In order to better define the functional effects on the
BANK1 gene expression, we performed an analysis of the ENCODE tracks and investigated the possible causes for the eQTLs. This analysis revealed that the number of annotations in the
BANK1 SNPs increased from the promoter, peaking in the region of association of SLE, centered in intron two and exon two. Using the meta-analysis data, these annotations can be observed in the
Supplemental Table S4 (see the various sheets for transcription factor binding site, histones, and junctions). These annotations showed an enrichment of the splice junctions (
p value = 1.98E–08, Fisher’s exact test), and in various histone marks, particularly histone three lysine 36 27 trimethylation (H3K27me3,
p-value = 1.20E–10) (
Supplemental Table S4), in the lymphoblastoid cell line Gm12878, further supporting a clear regulatory
BANK1 region in this area. The activating histone marks, such as H3K4me1, H3K4me3 in peripheral, and cord blood B cells and CD56+ NK cells, covered the whole associated region. Some spots were also observed in the monocytes and CD34+ hematopoietic stem cells (HSC), but these were clearly less abundant across the region. In addition, the best-hits were enriched for the sites of binding of the transcription factor EZH2 in the Gm12878 cell line (
p value = 2.99E–44). One transcription factor binding site for RUNX3, an activator of the transcription of B cells, was observed in the GM12878 lymphoblastoid cell line, where SNP rs13106926 is located (
Supplemental Table S4) (UCSC genome browser, coordinates chr4: 102,739,791–102,739,791 of GRCh37/Hg19) (
Supplemental Material) 14. This SNP is also found within an active histone mark, histone 3 lysine 27 acetylation mark (H3K27Ac), according to the UCSC browser14. This SNP is an eQTL in lymphoblastoid cell lines, according to the Harvard browser15, but no records were obtained on the BIOS browser.

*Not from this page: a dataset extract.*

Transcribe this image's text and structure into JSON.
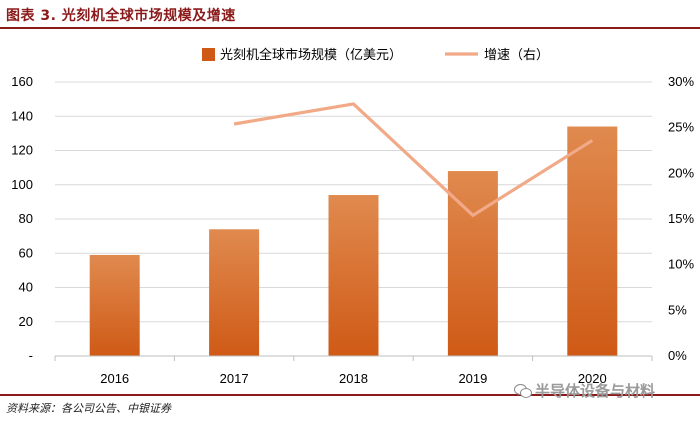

This SNP is located within the European haplotypic block two, group six, and the AA block three, group six, and is strongly associated with SLE (
Supplemental Table S2).
Combining all of the information, our data supports the functional effects limited to the regions of intron two, exon two, and intron three, in both European and African Americans. As expected, the AA population shows a more dispersed haplotypic structure than Europeans, separating the haplotypic block two containing linkage disequilibrium groups five and six, into three haplotypic blocks (three, four, and five) with seven linkage disequilibrium groups (5, 6, 7, 8, 9 10, and 13) (
Supplemental Table S2 and Supplemental Figure S3B).